«Вон оно что! Казимир…» По лицу попа, как рябь по воде, пробежала судорога.
— Так молод же, комиссар милостливый, — едва выговорил поп. — Молодо-зелено…
— Э, батюшка, совесть, я вижу, у вас гибкая, — покачал Кирилл головой.
На дворе послышался шум, потом раздались приглушенные крики. Потом вразнобой затопали на крыльце. Поп вздрогнул, вскочил, лицо злобное, искаженное: вот теперь поговорим!..
Кирилл и Ивашкевич поднялись.
Заплетающимся шагом вошел высокий белокурый немец, видно жених Ганны, за ним шли оберст, тоже высокий, толстый, с седыми висками, Казимир в немецкой военной форме, тонкий, с бледным, синеватым лицом. Руки у них связаны. Кирилл и Ивашкевич узнали Казимира, у него такое же, как у отца, острое лицо с глазками-щелками. Потом, держа автомат наперевес, показался Паша.
Все остановились в двух шагах от стола.
Вбежала Ганна, она услышала шум: что там еще, господи… Вслед за ней из темноты спальни показалась попадья с полотенцем вокруг головы.
— Вам, женщинам, делать тут нечего, — твердо сказал Кирилл. — Здесь, в этой комнате, сейчас война. Я, батюшка, за соблюдение моральных принципов, — метнул он взгляд на попа.
Попадья и Ганна ушли, Кирилл повернулся к оберсту и эсэсовцу:
— Люблю, знаете, видеть врага в таком вот положении. Вы уже догадались, что мы, — показал он рукой, — и те, с которыми вы встретились во дворе, представляем здесь ее величество Советскую власть? Переведи, Ирина.
Ирина перевела.
Оберст и эсэсовец тупо смотрели в пол. Возможно, происшедшее медленно входило в их сознание. Но связанные руки, но отчетливый и требовательный голос коренастого человека с маузером на боку приблизили их к действительности.
На лбу оберста проступили мелкие капельки пота. Он поднял голову. Но стоял по-прежнему слишком прямой, будто сквозь него продет железный шест и тело перестало быть гибким, податливым, это еще больше придавало выражение неподвижности его холодным глазам.
— Вы, герр оберст, кажется, начштаба дивизии, которая вскоре отправится на Восточный фронт?
Левенцов наклонился к Кириллу:
— Дивизия специальная, она в составе карательных войск. Я докладывал вам. Почему перебрасывают ее непосредственно в район военных действий, в чем тут дело, никак толком дознаться не мог.
— Так на Восточный? — повторил Кирилл.
Оберст поймал на себе пристальный взгляд, опустил голову:
— Да.
— Значит, из вешателей — в вояки? Что — карать вам больше некого, или Гитлеру уже не хватает солдат?

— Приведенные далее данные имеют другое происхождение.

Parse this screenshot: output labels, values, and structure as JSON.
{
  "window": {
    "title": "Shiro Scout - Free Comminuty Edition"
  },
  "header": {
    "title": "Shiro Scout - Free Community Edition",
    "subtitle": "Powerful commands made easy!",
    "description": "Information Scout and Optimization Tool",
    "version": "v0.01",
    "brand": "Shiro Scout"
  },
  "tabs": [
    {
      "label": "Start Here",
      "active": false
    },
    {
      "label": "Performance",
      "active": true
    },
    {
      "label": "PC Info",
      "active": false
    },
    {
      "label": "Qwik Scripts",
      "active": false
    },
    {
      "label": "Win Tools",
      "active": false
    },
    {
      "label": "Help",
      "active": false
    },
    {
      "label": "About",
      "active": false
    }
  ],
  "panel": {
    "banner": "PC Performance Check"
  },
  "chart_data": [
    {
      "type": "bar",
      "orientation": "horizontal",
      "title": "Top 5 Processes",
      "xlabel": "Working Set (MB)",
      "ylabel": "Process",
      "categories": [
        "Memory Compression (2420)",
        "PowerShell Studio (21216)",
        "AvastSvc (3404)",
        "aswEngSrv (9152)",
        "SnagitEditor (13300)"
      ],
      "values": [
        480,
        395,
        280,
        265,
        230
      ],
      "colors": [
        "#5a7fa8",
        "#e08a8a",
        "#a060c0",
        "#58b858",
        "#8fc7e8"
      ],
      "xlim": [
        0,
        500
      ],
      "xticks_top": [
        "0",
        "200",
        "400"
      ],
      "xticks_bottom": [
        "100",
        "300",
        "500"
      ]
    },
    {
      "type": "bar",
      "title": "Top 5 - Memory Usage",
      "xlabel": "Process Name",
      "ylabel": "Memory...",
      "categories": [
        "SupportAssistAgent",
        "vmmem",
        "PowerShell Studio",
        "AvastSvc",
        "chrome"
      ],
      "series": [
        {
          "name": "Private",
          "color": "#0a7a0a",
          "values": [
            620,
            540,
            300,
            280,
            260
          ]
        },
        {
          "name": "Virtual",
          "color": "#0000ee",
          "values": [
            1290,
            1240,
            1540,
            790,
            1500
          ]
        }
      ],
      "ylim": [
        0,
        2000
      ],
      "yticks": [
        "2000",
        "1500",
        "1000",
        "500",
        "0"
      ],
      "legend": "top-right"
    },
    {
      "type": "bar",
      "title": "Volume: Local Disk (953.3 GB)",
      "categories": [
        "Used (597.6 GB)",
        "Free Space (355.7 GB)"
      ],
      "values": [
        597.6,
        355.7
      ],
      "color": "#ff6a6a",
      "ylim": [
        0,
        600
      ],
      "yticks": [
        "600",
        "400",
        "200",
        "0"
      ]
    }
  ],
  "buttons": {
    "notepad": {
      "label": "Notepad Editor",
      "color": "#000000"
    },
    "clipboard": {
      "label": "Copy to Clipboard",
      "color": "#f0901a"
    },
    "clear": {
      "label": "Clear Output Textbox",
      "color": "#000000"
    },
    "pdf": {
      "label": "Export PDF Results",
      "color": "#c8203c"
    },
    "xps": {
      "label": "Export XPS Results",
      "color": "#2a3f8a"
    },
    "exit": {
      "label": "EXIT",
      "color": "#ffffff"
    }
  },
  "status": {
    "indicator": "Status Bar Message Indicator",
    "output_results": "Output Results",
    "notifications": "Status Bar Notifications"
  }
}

Ирина переводила вопросы, переводила ответы. Левенцов сверял в уме ответы с тем, что уже знал, и то, что узнавал сейчас, было ему важно. Кирилл все спрашивал… В какую армейскую группу включили дивизию, ее численность, вооружение, место формирования и точное место назначения… Оберст отпирался, говорил нехотя и туманно и, чтобы это ему удавалось, отводил в сторону глаза. Но вот цепкий взгляд Кирилла поймал мечущиеся глаза оберста и уже не отпускал их.
— Настроение солдат вашей дивизии? — спросил он. — Неважное?
— Мое дело военное. Настроения меня не могут интересовать, — перевела Ирина.
— Бросьте увиливать, — стукнул Кирилл кулаком по столу. Его захлестывала ярость.
— Разумеется, солдаты устали, им обещали короткую войну, — сдавался оберст.
— Короткую войну, — усмехнулся Кирилл. — Сроки зависят не от Гитлера. Войну начали вы, кончим ее мы. Короткую войну, — снова процедил он сквозь сжатые зубы.
Оберст кашлянул, — должно быть, пересохло в горле.
Господин командир спрашивает, что задержало отправку дивизии на Волгу? Причина существенная.
— А все-таки?
Господину командиру и самому нетрудно догадаться: партизаны. Господину командиру известно, конечно, что вся эта территория кишит партизанами. И господину командиру, несомненно, понятно, как это мешает вести большую войну. Что они успели сделать в борьбе с партизанами? Видимо, не очень много, хоть и старались, как могли. У него, у оберста, сложилось впечатление, что партизаны — вовсе не группы, не отряды — все население.
— Следовательно?
Оберст все-таки увел глаза в сторону. Он молчал. Он понимал: ответ именно на этот вопрос решит его участь, и не мог сообразить, что сказать.
— Следовательно? Переведи, Ирина.
— Следовательно, пришлось карать. Господин командир, видно, человек военный и понимает эту печальную необходимость.